友善重写：通过重写生成良性投影以防御大语言模型数据投毒攻击

摘要

大语言模型（LLMs）极易遭受后门攻击（BAs），即通过基于触发器的有害内容对训练样本进行投毒。此外，现有防御措施在经过BA模式的广泛测试后被证明效果有限。为了更好地对抗BAs，我们探索将LLM改写作为对抗数据投毒的主动防御手段。首先，我们从理论上证明：当LLM改写采用开卷良性样本——即开卷良性改写（OBBR）时，改写输出为良性的概率严格高于闭卷改写。因此，OBBR通过将训练样本投影至良性提示空间来中和有害内容。
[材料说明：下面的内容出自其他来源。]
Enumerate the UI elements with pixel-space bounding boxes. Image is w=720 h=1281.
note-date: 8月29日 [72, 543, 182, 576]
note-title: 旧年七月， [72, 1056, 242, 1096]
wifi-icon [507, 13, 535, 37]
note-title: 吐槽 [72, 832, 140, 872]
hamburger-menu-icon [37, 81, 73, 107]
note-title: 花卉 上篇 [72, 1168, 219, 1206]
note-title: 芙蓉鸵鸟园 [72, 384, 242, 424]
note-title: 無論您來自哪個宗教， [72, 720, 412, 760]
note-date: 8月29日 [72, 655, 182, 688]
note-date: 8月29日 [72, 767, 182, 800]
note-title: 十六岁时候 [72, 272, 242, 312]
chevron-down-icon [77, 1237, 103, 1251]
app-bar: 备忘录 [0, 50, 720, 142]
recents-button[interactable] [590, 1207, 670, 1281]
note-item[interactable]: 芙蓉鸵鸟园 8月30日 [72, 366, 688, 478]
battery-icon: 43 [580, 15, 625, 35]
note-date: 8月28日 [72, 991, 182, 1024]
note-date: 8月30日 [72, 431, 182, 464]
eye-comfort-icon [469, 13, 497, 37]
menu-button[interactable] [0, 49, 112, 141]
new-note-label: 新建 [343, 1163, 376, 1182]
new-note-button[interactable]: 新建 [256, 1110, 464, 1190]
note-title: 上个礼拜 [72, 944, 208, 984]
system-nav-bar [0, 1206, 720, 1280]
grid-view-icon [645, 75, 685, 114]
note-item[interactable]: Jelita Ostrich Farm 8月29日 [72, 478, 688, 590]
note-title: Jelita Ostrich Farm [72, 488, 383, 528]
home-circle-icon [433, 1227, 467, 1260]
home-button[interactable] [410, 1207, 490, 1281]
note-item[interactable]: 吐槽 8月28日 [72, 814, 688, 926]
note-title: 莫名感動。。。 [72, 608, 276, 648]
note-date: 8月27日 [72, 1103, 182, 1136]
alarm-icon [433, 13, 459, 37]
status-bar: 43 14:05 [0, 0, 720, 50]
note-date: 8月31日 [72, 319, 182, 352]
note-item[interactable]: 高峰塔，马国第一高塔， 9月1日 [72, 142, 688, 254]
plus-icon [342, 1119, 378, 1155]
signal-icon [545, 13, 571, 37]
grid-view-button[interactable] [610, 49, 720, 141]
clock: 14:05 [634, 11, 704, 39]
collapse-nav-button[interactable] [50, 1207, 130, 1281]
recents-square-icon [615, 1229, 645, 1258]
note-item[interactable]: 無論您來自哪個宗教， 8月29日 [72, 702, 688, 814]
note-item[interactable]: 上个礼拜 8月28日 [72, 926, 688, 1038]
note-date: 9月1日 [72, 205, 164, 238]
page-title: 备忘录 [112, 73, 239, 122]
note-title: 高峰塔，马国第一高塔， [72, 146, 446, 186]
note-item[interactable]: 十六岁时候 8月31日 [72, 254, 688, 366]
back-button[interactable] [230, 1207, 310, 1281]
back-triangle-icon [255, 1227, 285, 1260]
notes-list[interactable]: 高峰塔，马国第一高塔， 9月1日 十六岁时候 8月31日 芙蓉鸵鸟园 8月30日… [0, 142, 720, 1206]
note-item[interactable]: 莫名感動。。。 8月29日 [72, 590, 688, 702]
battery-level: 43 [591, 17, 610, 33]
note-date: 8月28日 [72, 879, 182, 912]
我们进一步表明，与以往防御方法不同，OBBR能有效缓解大量现有BAs：在五种已知BAs和四个广泛使用的LLMs上，OBBR相较于最先进的BA防御方法，安全性能平均提升51%；相较于闭卷改写方法则提升25.7%。最后，我们证明OBBR相较于其他BA防御方法计算效率更高，微调后不会降低模型在自然语言任务上的性能，并且能够抵御非基于触发器的数据投毒攻击。

English

Large language models (LLMs) are highly susceptible to backdoor attacks (BAs), wherein training samples are poisoned using trigger-based harmful content. Furthermore, existing defenses have proven ineffective when extensively tested across BA patterns. To better combat BAs, we explore the use of LLM rewriting as a proactive defense against data poisoning. First, we theoretically show that when LLM rewriting utilizes open-book benign samples--termed open-book benign rewriting (OBBR)--the probability of a rewritten output being benign is strictly greater than that of closed-book rewriting. Thus, OBBR neutralizes harmful content by projecting training samples to the space of benign prompts. We then show that, in contrast to previous defenses, OBBR effectively mitigates a large number of existing BAs: across five known BAs and four widely used LLMs, OBBR increases safety performance by an average 51% compared to state-of-the-art BA defenses and 25.7% compared to closed-book rewriting methods. Finally, we show that OBBR is computationally efficient relative to other BA defenses, does not degrade model performance on natural language tasks after fine-tuning, and is capable of defending against non-trigger based data poisoning attacks.